First official working week of 2014 and cybercriminals are already busy pushing new releases into the underground marketplace. The goal? Setting up the foundation for successful monetization schemes to be offered through cybercrime-friendly boutique E-shops known for selling access to compromised accounting data obtained through the use of DIY (do-it-yourself) type of services. In this post, I’ll discuss a newly released passwords/game keys stealing tool whose Web-based command and control interface is successfully mimicking Windows 8’s Home Screen, and some of the most common ways through which this very same stolen accounting data would eventually be monetized.

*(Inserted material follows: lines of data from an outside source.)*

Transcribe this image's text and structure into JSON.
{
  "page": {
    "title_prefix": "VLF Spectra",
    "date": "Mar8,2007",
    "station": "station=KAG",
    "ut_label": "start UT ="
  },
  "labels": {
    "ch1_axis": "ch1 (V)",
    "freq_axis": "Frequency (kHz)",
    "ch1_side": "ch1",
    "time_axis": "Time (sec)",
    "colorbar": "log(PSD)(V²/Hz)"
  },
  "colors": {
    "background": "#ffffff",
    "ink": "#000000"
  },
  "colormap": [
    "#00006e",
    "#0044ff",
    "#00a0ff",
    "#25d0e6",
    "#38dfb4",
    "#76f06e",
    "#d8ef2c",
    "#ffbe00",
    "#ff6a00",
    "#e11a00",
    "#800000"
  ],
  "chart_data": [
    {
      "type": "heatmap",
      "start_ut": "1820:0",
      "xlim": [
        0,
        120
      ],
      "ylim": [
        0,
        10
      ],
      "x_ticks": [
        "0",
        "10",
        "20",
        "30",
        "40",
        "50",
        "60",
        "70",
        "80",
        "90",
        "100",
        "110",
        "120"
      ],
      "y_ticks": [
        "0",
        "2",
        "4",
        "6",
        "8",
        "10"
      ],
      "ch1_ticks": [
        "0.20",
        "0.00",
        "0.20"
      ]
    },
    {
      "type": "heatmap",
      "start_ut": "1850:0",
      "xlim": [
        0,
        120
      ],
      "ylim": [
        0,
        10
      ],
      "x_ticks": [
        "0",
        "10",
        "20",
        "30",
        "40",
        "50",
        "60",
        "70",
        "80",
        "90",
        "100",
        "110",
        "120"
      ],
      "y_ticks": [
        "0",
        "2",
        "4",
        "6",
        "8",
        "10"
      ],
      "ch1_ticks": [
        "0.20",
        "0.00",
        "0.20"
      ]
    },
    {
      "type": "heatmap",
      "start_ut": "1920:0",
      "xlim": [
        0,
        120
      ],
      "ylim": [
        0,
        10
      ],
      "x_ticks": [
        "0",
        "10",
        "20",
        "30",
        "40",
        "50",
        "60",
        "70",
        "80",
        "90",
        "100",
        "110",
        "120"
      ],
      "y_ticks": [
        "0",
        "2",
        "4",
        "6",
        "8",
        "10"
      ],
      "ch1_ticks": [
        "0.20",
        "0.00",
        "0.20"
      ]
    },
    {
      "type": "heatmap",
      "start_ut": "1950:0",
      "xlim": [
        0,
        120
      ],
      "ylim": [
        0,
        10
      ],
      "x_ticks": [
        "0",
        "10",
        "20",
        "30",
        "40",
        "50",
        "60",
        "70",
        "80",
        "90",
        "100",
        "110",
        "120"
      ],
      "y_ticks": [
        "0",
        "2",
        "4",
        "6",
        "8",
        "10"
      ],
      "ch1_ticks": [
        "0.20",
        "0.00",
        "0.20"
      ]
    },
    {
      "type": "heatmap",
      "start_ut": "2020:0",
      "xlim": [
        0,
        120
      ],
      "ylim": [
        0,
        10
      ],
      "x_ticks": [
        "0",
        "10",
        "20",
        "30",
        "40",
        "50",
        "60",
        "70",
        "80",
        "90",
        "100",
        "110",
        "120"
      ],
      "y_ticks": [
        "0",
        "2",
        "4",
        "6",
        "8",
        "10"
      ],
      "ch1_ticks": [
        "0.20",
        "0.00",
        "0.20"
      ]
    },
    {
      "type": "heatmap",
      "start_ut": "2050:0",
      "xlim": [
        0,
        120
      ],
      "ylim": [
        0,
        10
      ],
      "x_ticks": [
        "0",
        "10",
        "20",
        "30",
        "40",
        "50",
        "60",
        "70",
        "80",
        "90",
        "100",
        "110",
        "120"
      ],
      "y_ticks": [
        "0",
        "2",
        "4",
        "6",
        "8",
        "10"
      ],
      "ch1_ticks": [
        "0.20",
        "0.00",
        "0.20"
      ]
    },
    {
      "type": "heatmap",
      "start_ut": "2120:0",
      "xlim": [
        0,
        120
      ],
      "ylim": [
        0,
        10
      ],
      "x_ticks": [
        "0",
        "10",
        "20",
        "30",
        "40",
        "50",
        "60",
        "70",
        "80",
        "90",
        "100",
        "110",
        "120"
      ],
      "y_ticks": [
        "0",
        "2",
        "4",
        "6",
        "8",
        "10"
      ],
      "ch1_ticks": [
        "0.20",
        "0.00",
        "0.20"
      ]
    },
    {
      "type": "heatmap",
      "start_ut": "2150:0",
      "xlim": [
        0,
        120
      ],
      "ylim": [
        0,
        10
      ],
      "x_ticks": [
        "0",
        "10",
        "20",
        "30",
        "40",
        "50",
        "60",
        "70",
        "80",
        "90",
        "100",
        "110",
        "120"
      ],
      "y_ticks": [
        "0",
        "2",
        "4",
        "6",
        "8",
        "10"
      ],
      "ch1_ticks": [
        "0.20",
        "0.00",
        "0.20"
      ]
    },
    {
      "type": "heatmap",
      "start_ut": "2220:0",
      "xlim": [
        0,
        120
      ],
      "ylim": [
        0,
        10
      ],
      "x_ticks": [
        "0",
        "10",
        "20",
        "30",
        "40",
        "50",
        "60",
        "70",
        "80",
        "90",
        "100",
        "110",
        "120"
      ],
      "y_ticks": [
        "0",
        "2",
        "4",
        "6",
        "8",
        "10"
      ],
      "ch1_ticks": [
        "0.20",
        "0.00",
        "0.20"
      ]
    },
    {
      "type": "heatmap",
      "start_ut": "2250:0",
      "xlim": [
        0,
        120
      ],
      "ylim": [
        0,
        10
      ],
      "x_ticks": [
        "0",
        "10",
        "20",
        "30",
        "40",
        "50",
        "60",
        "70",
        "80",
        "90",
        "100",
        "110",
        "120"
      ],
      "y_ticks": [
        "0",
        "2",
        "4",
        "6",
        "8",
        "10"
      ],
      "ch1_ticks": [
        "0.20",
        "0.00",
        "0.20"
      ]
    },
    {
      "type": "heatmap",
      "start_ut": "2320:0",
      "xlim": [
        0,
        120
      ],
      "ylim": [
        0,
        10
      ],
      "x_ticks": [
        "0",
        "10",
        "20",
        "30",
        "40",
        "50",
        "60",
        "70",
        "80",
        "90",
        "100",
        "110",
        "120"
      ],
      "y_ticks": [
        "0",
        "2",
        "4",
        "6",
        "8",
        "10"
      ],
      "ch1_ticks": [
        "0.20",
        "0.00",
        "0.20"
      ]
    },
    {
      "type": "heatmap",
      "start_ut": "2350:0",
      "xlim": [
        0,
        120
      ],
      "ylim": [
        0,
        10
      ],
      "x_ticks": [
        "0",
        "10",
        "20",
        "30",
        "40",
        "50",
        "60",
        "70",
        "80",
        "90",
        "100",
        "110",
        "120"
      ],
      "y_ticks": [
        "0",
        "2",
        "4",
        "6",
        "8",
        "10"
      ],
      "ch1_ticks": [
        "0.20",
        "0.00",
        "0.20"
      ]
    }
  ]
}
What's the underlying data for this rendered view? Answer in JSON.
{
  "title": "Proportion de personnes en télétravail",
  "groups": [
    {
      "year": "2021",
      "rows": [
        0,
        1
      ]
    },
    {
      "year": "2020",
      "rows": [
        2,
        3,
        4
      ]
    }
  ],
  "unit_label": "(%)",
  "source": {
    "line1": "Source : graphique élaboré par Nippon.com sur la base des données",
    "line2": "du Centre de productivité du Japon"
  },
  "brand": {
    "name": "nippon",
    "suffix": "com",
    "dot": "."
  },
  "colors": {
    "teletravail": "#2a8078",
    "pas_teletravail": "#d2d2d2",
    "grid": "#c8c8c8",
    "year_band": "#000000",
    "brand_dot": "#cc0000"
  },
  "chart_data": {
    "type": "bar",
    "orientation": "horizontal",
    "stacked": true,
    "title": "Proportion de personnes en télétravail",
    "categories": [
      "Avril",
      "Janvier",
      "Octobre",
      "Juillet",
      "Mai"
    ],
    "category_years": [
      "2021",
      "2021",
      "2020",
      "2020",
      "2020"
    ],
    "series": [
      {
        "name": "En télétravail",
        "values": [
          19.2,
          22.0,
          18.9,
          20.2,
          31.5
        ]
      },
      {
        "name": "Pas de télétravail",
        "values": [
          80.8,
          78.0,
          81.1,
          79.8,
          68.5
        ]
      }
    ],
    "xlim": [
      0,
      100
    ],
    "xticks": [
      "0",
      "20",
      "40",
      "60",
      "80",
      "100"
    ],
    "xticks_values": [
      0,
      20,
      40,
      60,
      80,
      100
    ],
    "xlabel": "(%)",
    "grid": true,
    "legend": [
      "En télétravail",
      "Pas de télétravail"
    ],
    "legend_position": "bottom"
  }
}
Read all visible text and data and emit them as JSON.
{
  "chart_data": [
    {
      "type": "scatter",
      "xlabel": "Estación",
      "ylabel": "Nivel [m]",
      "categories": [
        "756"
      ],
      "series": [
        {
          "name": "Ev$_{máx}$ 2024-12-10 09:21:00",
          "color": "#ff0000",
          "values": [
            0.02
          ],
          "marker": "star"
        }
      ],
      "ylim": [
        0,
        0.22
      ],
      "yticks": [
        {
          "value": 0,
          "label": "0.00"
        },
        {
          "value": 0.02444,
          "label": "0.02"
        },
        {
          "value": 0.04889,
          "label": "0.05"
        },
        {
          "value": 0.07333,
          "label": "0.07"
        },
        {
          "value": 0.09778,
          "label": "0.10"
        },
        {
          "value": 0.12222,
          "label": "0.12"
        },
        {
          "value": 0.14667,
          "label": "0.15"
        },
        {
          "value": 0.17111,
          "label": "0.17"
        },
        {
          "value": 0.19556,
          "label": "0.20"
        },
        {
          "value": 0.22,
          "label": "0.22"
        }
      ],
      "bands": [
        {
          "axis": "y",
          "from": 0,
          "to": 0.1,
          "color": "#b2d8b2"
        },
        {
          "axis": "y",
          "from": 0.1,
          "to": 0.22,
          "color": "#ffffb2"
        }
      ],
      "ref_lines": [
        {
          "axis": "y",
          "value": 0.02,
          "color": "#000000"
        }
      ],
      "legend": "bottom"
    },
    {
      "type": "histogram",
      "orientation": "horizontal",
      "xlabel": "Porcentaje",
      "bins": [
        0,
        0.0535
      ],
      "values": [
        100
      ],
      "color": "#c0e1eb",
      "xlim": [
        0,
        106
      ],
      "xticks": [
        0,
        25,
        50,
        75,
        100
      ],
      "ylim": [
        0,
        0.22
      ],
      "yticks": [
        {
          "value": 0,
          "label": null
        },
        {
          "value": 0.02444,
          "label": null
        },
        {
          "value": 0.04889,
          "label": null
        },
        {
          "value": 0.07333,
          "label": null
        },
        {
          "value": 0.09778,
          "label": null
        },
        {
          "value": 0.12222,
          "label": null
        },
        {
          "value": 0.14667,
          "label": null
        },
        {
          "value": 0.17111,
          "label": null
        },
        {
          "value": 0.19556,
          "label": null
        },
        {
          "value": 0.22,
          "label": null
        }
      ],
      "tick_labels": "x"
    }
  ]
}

Sample screenshots of the Web based admin interface:
The tool has a handy — from a cybercriminal’s perspective — metrics kind of option, allowing the adversary to assess the security measures in place on the affected victim’s host, such as, for instance, the presence of antivirus/antispyware and host-based firewalls. A logical question emerges. What would a cybercriminal do with all the stolen accounting data? Thanks to the general/commercial availability of standardized E-shops for stolen accounting data, achieving a timely ‘stolen assets liquidity’ — getting rid/monetizing the data before the victim becomes aware of the compromise, thereby undermining its value — is often the most lucrative option a cybercriminal would pursue. Case in point – in a series of blog posts over the last two years, we’ve been successfully profiling the rise of these boutique E-shops for compromised accounting data, in particular ones, exclusively selling access to compromised platform-specific gaming accounting data, leading us to believe that with or without the evident standardization, the scheme is trending.
As always, we’ll be keeping an eye on the future development of the stealing application, and post updates as soon as new developments emerge.